I clicked off my phone and had to take a few deep breaths. Anger curled in me like smoke. The medical report had also documented some injuries that one foster mother had insisted had been caused by Abby fainting. The ER doctor had disputed this. Another foster family had insisted that Abby just craved attention, and her anxiety and fainting were just for show.

Well, as far as I was concerned, Abby was going to get more attention than she’d know what to do with.

“Abby?” I smoothed a hand over her red curls. Poppy eyed me balefully, and I didn’t blame her. Two sleepy eyes opened with difficulty, and I knew she was a little disoriented. “It’s time for us to go. You need a soak in my tub, and I’m sure you’re hungry.” She nodded, but then shook her head and I knew she was working out which question to answer. I simplified her struggle by simply picking her up.

She looked surprised and shifted a little in my arms, as if in protest. “Hush baby girl,” I soothed, letting her down at the door so she could walk out…well, with my arm clamped around her, but I imagined she’d spent a lot of years with every dignity being taken from her, and while I knew I would insist on her abiding by my rules, I wasn’t about to make her feel ashamed or less in any way.

“It’s very kind of you, but I’m not really dressed for eating out anywhere,” she said after letting me help her into the car. I laid my hand over both of hers like before and felt her relax a little. “No problem. I’m taking you to my home, as I said, then I’ll send someone to get your clothes—”

“No,” she squeaked out and startled, I glanced over.

“I—no, that’s private,” and with a flash of understanding, I knew she didn’t want a stranger to see her bedroom. It was her sanctuary, and I should have realized.

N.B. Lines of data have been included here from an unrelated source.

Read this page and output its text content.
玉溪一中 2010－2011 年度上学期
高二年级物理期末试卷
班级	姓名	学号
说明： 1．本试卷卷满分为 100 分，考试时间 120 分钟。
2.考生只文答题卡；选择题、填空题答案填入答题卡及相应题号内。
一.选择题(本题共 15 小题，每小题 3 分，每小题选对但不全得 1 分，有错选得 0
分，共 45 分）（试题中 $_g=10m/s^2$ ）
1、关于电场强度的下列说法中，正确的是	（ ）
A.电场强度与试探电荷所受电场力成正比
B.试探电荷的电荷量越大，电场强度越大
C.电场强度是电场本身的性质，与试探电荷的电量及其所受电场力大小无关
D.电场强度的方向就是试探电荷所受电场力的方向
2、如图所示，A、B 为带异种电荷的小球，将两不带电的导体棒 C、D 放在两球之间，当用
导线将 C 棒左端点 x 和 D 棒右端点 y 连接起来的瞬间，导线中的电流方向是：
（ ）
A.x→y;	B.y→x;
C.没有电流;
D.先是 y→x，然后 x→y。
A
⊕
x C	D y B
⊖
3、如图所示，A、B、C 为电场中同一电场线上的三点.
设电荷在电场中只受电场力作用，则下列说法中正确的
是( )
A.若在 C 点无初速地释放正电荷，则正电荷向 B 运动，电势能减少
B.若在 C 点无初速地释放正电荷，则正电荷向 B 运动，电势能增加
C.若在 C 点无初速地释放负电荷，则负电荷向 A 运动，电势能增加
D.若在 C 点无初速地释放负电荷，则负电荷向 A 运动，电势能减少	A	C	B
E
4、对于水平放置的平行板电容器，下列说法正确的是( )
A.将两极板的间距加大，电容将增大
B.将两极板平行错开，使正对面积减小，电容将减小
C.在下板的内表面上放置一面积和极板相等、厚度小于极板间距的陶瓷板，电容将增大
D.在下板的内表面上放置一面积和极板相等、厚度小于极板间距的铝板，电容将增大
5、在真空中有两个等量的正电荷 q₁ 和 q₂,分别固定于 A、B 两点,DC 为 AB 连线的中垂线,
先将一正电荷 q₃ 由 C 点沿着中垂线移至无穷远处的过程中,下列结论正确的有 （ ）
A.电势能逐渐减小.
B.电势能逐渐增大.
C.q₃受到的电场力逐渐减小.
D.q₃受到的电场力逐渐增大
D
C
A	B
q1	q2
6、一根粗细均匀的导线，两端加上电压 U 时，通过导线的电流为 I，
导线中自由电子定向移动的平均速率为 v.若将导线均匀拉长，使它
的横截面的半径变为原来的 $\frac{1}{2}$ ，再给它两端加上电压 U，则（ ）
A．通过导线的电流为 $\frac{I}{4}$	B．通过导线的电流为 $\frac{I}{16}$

“Then I will park the car and run in to collect whatever you need. I saw your room last night, baby girl. If there’s somewhere in your room you don’t want me to look, you can trust me not to.” I almost held my breath. I didn’t want her in her apartment, as I knew full well the second we were there, getting her out again would be impossible. “I want you to be able to relax and enjoy your bath, and I’m pretty sure your tummy’s empty.”

I could see she was torn, and I also noted she didn’t seem to protest or find my language choices unusual. Half of me wanted to berate her for being so trusting of a near stranger, and half of me wanted to insist upon it, and I wasn’t sure which was worse. After a moment of indecision, she nodded, and without giving her a chance to argue, I diverted to her apartment. I had the key I’d had made and promised to be quick, but she had to stay in the warm car while I went in.

“But wouldn’t it be just easier if I came in with you?”

“No, Abby. I can be really quick. Is there anything in particular you need?”